Saturday, September 26, 2009

Backpacks

Yet again, I haven't blogged in a while. Of course the usual reason is lack of time, which is true. But I've also been dealing with some deep stuff in many areas. I haven't known quite what to say about it all yet. One such area actually has to do with a very heavy backpack. This little girl somewhat resembles me as a child, so I chose her image to illustrate this blog entry. I know how she feels because I, too, have carried a heavy backpack. Somehow I don't even know when I put it on or when it became so heavy. Even so, it weighed me down more than I realized. The sad part is that it didn't just weigh me down, but my family as well.

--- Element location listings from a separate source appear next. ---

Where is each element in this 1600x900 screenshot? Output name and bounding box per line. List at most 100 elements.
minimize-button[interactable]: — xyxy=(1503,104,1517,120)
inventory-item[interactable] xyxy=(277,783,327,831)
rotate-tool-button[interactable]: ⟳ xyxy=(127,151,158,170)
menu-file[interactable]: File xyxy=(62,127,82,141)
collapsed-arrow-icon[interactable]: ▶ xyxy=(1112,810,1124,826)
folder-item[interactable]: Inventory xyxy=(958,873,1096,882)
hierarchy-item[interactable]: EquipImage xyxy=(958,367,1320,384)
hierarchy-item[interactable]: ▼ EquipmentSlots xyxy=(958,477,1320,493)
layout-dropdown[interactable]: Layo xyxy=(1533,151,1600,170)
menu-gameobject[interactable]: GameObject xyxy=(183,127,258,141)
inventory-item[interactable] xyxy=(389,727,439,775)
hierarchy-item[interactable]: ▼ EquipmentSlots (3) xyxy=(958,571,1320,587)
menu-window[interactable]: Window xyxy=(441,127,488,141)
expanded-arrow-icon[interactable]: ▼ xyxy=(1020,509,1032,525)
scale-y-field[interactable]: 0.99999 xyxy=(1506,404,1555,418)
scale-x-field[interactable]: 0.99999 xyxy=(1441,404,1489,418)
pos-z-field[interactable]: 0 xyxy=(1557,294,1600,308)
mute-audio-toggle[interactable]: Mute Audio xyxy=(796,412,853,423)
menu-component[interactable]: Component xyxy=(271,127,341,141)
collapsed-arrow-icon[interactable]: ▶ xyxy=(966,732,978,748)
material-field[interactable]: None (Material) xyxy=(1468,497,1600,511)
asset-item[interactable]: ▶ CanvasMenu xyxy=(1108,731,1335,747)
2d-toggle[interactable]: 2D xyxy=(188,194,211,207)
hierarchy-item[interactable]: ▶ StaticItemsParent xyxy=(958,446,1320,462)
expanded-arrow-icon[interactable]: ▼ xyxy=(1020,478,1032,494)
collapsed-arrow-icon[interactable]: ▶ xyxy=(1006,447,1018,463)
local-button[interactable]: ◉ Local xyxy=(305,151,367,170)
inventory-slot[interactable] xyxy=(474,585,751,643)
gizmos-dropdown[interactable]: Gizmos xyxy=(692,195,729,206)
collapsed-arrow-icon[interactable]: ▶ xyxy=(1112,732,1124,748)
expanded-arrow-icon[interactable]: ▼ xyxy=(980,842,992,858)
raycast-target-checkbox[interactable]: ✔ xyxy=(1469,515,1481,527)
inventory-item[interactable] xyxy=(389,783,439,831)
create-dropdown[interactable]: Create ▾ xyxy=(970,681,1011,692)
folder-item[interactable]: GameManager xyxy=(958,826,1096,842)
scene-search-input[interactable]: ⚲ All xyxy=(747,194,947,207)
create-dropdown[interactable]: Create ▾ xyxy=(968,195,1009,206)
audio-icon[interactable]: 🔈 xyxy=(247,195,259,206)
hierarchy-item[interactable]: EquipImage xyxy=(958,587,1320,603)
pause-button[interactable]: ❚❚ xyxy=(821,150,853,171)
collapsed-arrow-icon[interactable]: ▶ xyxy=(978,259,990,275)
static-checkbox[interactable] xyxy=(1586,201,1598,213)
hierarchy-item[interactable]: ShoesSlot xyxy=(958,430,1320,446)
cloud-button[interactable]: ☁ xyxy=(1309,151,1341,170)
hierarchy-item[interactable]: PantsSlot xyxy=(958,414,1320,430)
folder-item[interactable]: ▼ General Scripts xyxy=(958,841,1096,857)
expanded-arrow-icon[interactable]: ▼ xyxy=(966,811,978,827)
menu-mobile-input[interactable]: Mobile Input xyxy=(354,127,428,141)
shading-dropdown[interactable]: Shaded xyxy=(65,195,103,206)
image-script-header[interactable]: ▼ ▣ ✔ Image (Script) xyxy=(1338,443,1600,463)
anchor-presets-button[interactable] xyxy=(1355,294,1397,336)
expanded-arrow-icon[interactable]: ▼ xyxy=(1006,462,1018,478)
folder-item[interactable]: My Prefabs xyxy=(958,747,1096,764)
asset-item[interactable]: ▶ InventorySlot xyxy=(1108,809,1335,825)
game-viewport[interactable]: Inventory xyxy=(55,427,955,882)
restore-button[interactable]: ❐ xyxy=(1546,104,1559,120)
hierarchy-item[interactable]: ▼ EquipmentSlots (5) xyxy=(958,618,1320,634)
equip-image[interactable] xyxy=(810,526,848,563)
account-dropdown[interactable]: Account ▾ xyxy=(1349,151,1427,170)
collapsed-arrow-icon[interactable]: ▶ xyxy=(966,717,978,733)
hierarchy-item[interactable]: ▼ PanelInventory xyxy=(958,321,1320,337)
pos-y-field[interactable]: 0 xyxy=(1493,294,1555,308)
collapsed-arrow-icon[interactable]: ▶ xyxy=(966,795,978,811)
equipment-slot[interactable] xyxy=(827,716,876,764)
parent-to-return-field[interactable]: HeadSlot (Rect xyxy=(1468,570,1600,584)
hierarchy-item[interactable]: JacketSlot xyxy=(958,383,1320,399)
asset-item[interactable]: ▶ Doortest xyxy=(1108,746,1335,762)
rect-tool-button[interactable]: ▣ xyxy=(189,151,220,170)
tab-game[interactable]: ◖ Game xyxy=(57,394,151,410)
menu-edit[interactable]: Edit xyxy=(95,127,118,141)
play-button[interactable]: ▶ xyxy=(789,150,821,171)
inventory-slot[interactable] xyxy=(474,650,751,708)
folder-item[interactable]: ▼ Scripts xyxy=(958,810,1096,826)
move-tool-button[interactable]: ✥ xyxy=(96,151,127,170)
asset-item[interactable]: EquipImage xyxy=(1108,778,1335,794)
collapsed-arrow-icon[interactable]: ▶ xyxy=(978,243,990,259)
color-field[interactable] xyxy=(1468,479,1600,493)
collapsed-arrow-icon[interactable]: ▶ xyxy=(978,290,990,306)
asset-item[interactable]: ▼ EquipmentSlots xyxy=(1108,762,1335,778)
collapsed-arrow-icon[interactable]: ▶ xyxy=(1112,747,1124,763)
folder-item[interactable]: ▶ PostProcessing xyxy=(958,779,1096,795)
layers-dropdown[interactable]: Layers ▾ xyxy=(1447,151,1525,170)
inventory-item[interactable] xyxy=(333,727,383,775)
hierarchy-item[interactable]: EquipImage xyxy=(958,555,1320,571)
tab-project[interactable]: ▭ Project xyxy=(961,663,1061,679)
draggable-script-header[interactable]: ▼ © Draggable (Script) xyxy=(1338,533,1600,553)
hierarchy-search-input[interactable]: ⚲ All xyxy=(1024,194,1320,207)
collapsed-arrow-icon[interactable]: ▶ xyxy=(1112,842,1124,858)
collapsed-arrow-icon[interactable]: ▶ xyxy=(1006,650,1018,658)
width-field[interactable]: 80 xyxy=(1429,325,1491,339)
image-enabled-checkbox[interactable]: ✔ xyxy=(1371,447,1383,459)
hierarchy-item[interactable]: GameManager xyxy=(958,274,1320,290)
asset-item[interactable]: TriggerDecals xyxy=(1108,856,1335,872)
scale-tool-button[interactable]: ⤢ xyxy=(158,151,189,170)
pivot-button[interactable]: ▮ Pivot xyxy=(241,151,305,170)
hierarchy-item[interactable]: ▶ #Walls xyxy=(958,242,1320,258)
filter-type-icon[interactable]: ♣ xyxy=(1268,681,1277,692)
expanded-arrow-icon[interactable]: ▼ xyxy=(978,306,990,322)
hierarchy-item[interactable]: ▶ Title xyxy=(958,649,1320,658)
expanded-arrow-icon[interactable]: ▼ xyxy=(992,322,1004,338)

I recently had my eyes opened to the fact that I've been carrying around a backpack full of offenses. It's crazy how those things can start out so small and end up larger than life, to the point where life itself is difficult to enjoy. Having lived in snow country, I have seen the snowball effect first-hand. Lots of little snowflakes can eventually lead to something as devastating as an avalanche, wiping out everything in it's path.

I would have to say I've felt heavy for many years. My husband has, over the course of our 12+ years together, shared with me that I sometimes bring a certain degree of weight into the atmosphere of our home. And you know I'm not talking about the stubborn baby weight that clings to my motherly self. I'm talking about the spirit of our home. It's not fun news to hear, but I have come to see it as my own personal inconvenient truth. Alex recently confirmed this upon my return from a trip to California when he said, "Mom, we have more fun when you're gone." Ouch. Honest words from a 6-year-old cut straight to the heart. A first reaction is to become angry over such a hurtful statement, but in this situation I was granted the grace to be able to take it in and receive his raw feelings as an exhortation. Mom, you need to figure out how to lighten your load because you're not fun to be around.

So I have taken a step in this direction. I have removed the proverbial backpack and set it at the feet of Jesus. "My yoke is easy and my burden is light." He never intended for us to carry so much weight. And I never intended to weigh down my own family as I have. So now begins the process of learning to keep that excess baggage off of my back and outside of our home. I hope you don't mind my frankness here, but the reason why I started this blog was so that I could have a place to process life in written form. If you want to join me, you're welcome to. If not, I certainly will not be offended!

1 comment:

Cindy Smith said...

You are so right, our lives would be a lot easier if we would just let go. I love your blog, you are so insightful, thanks for posting it. We have one too at www.bunchasmiths.blogspot.com if you care to look, mostly just a scrapbook of vacations though, not very deep.